BACK in 2009, as excavators cut though the chalk at Ridgeway Hill in preparation for the Weymouth relief road, they made a shocking discovery.

In a shallow grave was a tangled mass of decapitated skeletons, their heads piled to one side.

So important was this grisly discovery that it has just featured in the National Geographic documentary Viking Apocalypse, in which a team of archaeological experts scrutinise every skeleton to find more answers about these people and when, how and why they died.

Burial archaeologist Angela Boyle said: “It’s a unique find. There’s nothing to parallel this, and that makes it very exciting. It’s also quite sad and quite moving and emotional as clearly these individuals met a very unhappy end.”

Weapons historian Mike Loades said it was “an atrocity – a terrible moment in history. Something really bad happened here”.

The mass grave of 54 skeletons and 51 skulls was discovered where the Ridgeway and a Roman road cross but such was the age of the bones, this ancient murder mystery was more a matter for archaeologists than police.

Carbon dating revealed the victims almost certainly died between 980 – 1030AD – one of the most turbulent times in British history.

A thousand years ago, Anglo Saxon England was under attack by Vikings from Scandinavia, looking for riches on our shores.

Dr Britt Baillie, from the University of Cambridge, said: “The whole Viking period started here in Dorset, as the first recorded Viking raid on England took place on Portland with three ships landing here in 789.”

Wave after wave followed, and eventually 100 years of conflict was ended when a peace treaty was signed and the Vikings established their own kingdom of Danelaw in the north, with Anglo Saxon England to the south and west.

All the skeletons found on the Ridgeway were male so it was most likely they were a band of warriors.

And as Vikings returned to Dorset again and again, it was initially thought the bones were those of Anglo Saxons defending themselves from the Scandinavian sea pirates.

Yet isotope data from their teeth revealed that the victims spent their childhood in a cold climate. They were Scandinavian and therefore the bodies were those of Vikings.

This information challenged our beliefs that Anglo Saxons were peaceful farmers.
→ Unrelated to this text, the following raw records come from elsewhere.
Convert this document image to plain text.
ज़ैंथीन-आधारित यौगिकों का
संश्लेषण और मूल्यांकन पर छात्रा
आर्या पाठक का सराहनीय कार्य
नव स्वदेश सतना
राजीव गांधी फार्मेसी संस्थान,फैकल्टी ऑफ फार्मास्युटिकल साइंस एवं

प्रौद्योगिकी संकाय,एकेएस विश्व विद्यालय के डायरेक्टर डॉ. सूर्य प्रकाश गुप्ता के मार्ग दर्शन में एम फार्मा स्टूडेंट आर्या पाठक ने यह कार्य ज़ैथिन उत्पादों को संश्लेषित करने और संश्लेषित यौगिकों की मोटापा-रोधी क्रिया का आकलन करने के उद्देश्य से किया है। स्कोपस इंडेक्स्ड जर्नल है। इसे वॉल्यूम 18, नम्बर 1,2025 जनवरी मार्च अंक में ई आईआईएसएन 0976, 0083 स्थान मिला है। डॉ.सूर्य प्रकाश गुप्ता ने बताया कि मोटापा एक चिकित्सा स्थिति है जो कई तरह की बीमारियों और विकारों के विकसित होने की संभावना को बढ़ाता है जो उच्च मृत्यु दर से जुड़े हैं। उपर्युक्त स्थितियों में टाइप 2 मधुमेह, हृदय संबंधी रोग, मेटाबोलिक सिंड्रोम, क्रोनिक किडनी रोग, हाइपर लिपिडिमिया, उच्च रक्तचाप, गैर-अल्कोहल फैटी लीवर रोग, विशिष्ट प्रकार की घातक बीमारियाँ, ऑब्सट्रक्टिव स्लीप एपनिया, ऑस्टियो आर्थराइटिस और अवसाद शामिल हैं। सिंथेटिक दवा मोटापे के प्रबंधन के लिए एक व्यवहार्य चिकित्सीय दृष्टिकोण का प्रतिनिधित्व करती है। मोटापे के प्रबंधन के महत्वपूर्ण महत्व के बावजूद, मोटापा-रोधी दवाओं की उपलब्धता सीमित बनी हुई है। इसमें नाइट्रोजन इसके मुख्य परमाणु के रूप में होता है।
Further data from the bones indicated their upper bodies were particularly well-developed, and consistent with the shape of a rower – so they were possibly the crew from a Viking ship.

Some of the victims had filed teeth, modelling themselves on King Harald Bluetooth (who filed his teeth and filled the ridges with blue paste for effect) and the Jomsvikings – a band of mercenaries who would fight for any lord able to pay their substantial fees.
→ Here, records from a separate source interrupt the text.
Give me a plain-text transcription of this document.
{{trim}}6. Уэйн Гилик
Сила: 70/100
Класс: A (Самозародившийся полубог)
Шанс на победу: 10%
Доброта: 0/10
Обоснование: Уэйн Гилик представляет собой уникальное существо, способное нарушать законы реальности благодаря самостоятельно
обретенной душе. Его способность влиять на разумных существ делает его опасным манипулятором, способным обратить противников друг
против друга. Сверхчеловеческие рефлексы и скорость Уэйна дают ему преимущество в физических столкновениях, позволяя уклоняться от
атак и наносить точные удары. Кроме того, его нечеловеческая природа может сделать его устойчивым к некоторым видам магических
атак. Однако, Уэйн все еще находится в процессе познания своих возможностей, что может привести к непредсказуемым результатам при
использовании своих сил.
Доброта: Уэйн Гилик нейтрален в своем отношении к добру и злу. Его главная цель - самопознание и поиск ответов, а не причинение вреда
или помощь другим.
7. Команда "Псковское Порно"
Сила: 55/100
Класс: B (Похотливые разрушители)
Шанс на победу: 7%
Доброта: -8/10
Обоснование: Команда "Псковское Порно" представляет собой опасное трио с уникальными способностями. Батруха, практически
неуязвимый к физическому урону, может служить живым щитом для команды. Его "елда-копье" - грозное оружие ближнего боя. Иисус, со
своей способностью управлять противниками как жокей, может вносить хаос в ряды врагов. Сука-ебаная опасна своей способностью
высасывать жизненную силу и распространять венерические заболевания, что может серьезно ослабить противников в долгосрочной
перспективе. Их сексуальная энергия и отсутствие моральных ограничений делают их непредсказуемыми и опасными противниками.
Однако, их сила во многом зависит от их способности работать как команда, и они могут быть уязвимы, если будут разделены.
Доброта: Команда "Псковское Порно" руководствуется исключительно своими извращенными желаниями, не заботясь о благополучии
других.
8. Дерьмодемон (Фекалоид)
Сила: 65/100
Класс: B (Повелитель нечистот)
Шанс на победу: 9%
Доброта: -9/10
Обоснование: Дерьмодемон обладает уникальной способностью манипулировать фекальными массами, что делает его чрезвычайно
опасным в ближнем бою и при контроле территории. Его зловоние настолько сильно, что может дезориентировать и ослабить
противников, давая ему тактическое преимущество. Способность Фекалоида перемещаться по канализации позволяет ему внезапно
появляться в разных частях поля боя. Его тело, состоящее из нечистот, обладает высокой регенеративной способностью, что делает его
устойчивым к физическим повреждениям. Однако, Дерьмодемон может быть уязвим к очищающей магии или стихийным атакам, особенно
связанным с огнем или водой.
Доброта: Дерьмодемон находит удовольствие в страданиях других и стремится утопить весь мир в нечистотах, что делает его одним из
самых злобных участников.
Dr Baillie said the murders could have taken place during the reign of Aethelred the Unready.

Following a series of attacks he ordered all Danish men in England to be killed on November 13 – St Brice’s Day – in 1002, which became the St Brice’s Day massacre.

No artefacts were found with the corpses implying they were stripped naked when they were thrown into the pit.

They had no battle scars except well-defined cut marks to the right temporal which were the result of their beheading.

Their hands hadn’t been tied together so experts wondered if they had been decapitated post mortem, yet further forensics revealed they had been beheaded from the front to the back and it happened when they were alive.

The most likely execution implement was a sword with edges of forged, hardened steel which was the sort of weapon that would have been handed down through generations.

This method of slaughter at least afforded them a ‘respectful’ death, said experts. Jomsviking warriors in this period wanted to be brave enough to look their executors in the eye as they died.

Another question raised was just why this exposed hilltop location was used as an execution site. Landscape archaeologist Alex Langlands explained: “It’s situated on an important crossroads of the ancient Ridgeway and a Roman road – probably the most important in the county. The Ridgeway came into being in the prehistoric period, but of course by the time we get to our period it’s forming a major highway.

“All along the Ridgeway are ancient burial mounds, known as barrows. To kill men on or near a barrow would have given it a darker and more sinister association.”

Alex believes another reason is that the execution site is a highly visible place with routes to Portland, Weymouth and Dorchester with plenty of passing ‘traffic’.

The fact that three skulls were missing among the bones suggest that they were placed on stakes as a warning to others.

Ultimately the massacre was in vain as the Vikings eventually took over the whole of England, but for researchers such as Dr Britt Baillie, it was a welcome find.

"A piece of English history has been forgotten for a thousand years and now we can piece it together,” she said.